El trabajo de dirección de Arnaud Larrieu se apoya en esta noción de elipsis emocional. Las transiciones temporales se integran sin alarde: décadas resumidas en gestos contenidos, con una edición que evita remarcar los saltos, como si el paso del tiempo no mereciera mayor énfasis. En consecuencia, lo que debería ser un gran giro argumental, el regreso del hijo, ya adulto, en busca de su “primer padre”, apenas altera la tonalidad constante de la película. La emoción no está ausente, pero nunca es explícita: flota, insinuada, y se niega a convertirse en clímax.

El guion, adaptado del libro de Pierric Bailly, renuncia a la construcción clásica del héroe. Aquí no hay redención, ni reconocimiento pleno.
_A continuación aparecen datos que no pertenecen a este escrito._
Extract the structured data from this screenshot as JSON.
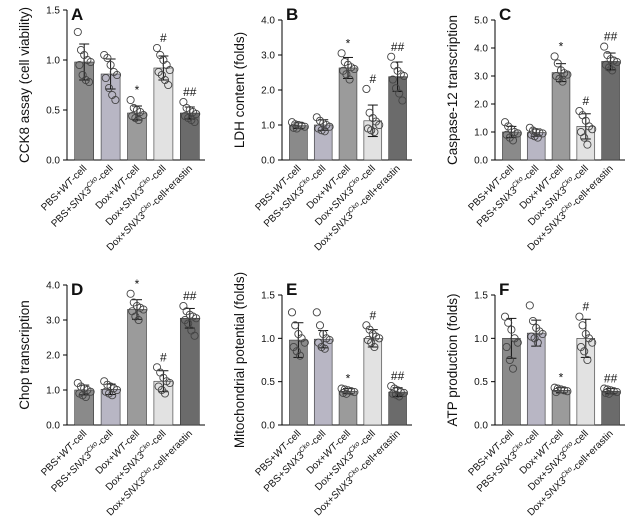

Jim, interpretado en su adultez por Andranic Manet, regresa no tanto para resolver una herida como para confirmar que hubo una figura esencial borrada de su relato. Pero incluso ese gesto de recuperación es tenue, más cercano a la constatación que al reencuentro.

El reparto secundario contribuye a mantener ese tono sin estridencias. Laetitia Dosch, como Florence, evita la caricatura del abandono; su personaje se rige por decisiones prácticas, incluso cuando dañan. Bertrand Belin, en el papel de Christophe, introduce un matiz quebrado, inestable, que justifica parcialmente el vuelco familiar. Solo Olivia, la compañera posterior de Aymeric, interpretada por Sara Giraudeau, introduce una calidez más tangible, aunque breve.
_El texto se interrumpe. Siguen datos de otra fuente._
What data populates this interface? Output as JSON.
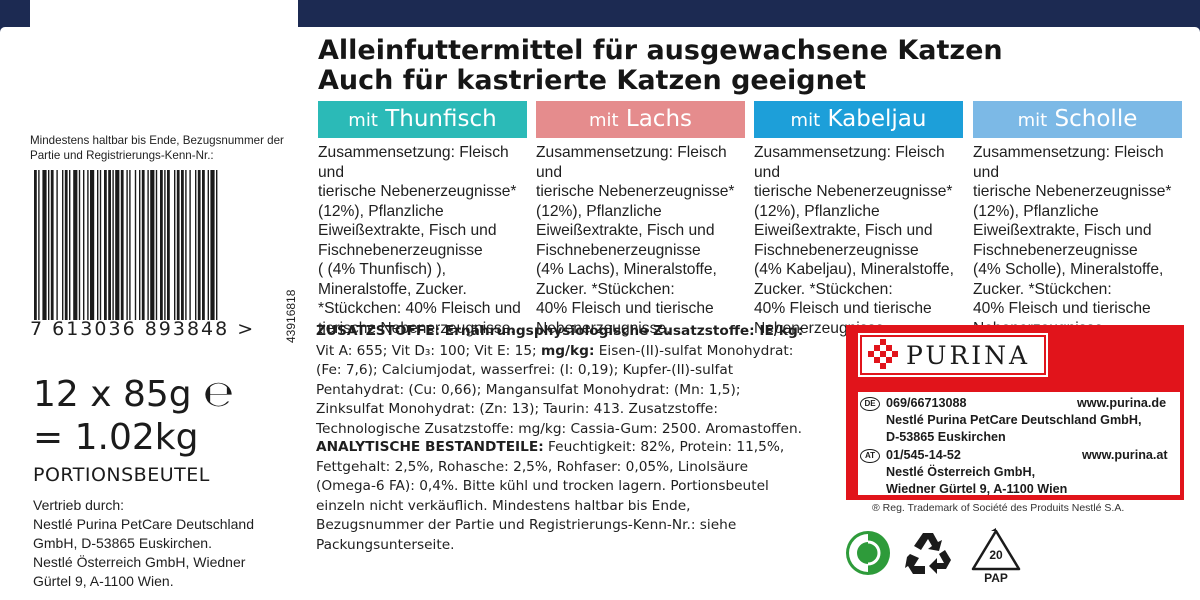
{
  "heading": {
    "line1": "Alleinfuttermittel für ausgewachsene Katzen",
    "line2": "Auch für kastrierte Katzen geeignet"
  },
  "variants": [
    {
      "prefix": "mit",
      "name": "Thunfisch",
      "color": "#2bbab7",
      "composition": [
        "Zusammensetzung: Fleisch und",
        "tierische Nebenerzeugnisse*",
        "(12%), Pflanzliche",
        "Eiweißextrakte, Fisch und",
        "Fischnebenerzeugnisse",
        " ( (4% Thunfisch) ),",
        "Mineralstoffe, Zucker.",
        "*Stückchen: 40% Fleisch und",
        "tierische Nebenerzeugnisse."
      ]
    },
    {
      "prefix": "mit",
      "name": "Lachs",
      "color": "#e58c8d",
      "composition": [
        "Zusammensetzung: Fleisch und",
        "tierische Nebenerzeugnisse*",
        "(12%), Pflanzliche",
        "Eiweißextrakte, Fisch und",
        "Fischnebenerzeugnisse",
        "(4% Lachs), Mineralstoffe,",
        "Zucker. *Stückchen:",
        "40% Fleisch und tierische",
        "Nebenerzeugnisse."
      ]
    },
    {
      "prefix": "mit",
      "name": "Kabeljau",
      "color": "#1d9fd9",
      "composition": [
        "Zusammensetzung: Fleisch und",
        "tierische Nebenerzeugnisse*",
        "(12%), Pflanzliche",
        "Eiweißextrakte, Fisch und",
        "Fischnebenerzeugnisse",
        "(4% Kabeljau), Mineralstoffe,",
        "Zucker. *Stückchen:",
        "40% Fleisch und tierische",
        "Nebenerzeugnisse."
      ]
    },
    {
      "prefix": "mit",
      "name": "Scholle",
      "color": "#7cb9e6",
      "composition": [
        "Zusammensetzung: Fleisch und",
        "tierische Nebenerzeugnisse*",
        "(12%), Pflanzliche",
        "Eiweißextrakte, Fisch und",
        "Fischnebenerzeugnisse",
        "(4% Scholle), Mineralstoffe,",
        "Zucker. *Stückchen:",
        "40% Fleisch und tierische",
        "Nebenerzeugnisse."
      ]
    }
  ],
  "additives": {
    "lines": [
      [
        "ZUSATZSTOFFE: Ernährungsphysiologische Zusatzstoffe: IE/kg:",
        ""
      ],
      [
        "Vit A: 655; Vit D₃: 100; Vit E: 15; ",
        "mg/kg:",
        " Eisen-(II)-sulfat Monohydrat:"
      ],
      [
        "(Fe: 7,6); Calciumjodat, wasserfrei: (I: 0,19); Kupfer-(II)-sulfat"
      ],
      [
        "Pentahydrat: (Cu: 0,66); Mangansulfat Monohydrat: (Mn: 1,5);"
      ],
      [
        "Zinksulfat Monohydrat: (Zn: 13); Taurin: 413. Zusatzstoffe:"
      ],
      [
        "Technologische Zusatzstoffe: mg/kg: Cassia-Gum: 2500. Aromastoffen."
      ]
    ]
  },
  "analytics": {
    "title": "ANALYTISCHE BESTANDTEILE:",
    "first": " Feuchtigkeit: 82%, Protein: 11,5%,",
    "lines": [
      "Fettgehalt: 2,5%, Rohasche: 2,5%, Rohfaser: 0,05%, Linolsäure",
      "(Omega-6 FA): 0,4%. Bitte kühl und trocken lagern. Portionsbeutel",
      "einzeln nicht verkäuflich. Mindestens haltbar bis Ende,",
      "Bezugsnummer der Partie und Registrierungs-Kenn-Nr.: siehe",
      "Packungsunterseite."
    ]
  },
  "best_before": {
    "line1": "Mindestens haltbar bis Ende, Bezugsnummer der",
    "line2": "Partie und Registrierungs-Kenn-Nr.:"
  },
  "barcode": {
    "number": "7  613036  893848  >",
    "batch": "43916818"
  },
  "weight": {
    "line1": "12 x 85g ℮",
    "line2": "= 1.02kg",
    "unit": "PORTIONSBEUTEL"
  },
  "distribution": {
    "lines": [
      "Vertrieb durch:",
      "Nestlé Purina PetCare Deutschland",
      "GmbH, D-53865 Euskirchen.",
      "Nestlé Österreich GmbH, Wiedner",
      "Gürtel 9, A-1100 Wien."
    ]
  },
  "purina": {
    "brand": "PURINA",
    "de": {
      "code": "DE",
      "phone": "069/66713088",
      "web": "www.purina.de",
      "company": "Nestlé Purina PetCare Deutschland GmbH,",
      "address": "D-53865 Euskirchen"
    },
    "at": {
      "code": "AT",
      "phone": "01/545-14-52",
      "web": "www.purina.at",
      "company": "Nestlé Österreich GmbH,",
      "address": "Wiedner Gürtel 9, A-1100 Wien"
    },
    "color": "#e1141b"
  },
  "trademark": "® Reg. Trademark of Société des Produits Nestlé S.A.",
  "recycling": {
    "code": "20",
    "material": "PAP"
  },
  "icons": [
    "green-dot-icon",
    "recycle-icon",
    "pap-recycle-icon"
  ]
}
En su construcción formal, ‘La historia de Jim’ insiste en la idea de lo no dicho. La música es escasa, los paisajes no ilustran sino que enmarcan. No hay exaltación, ni montaje dirigido al golpe de efecto. Todo parece susurrado, incluso cuando lo que se narra es un desgarro. El resultado es una película que opta por una forma de narración que no interpela, sino que observa, como el propio Aymeric: desde fuera, con algo de pudor y sin exigencias.

‘La historia de Jim’ no se presenta como una meditación ni como una conclusión sobre la familia, la identidad o el amor filial. Es más bien una cartografía mínima de los afectos que no hacen ruido, de los vínculos que no necesitan validación para haber existido. Lo que queda, al final, no es una gran lección, sino la persistencia sutil de quien estuvo presente cuando nadie más quiso estar.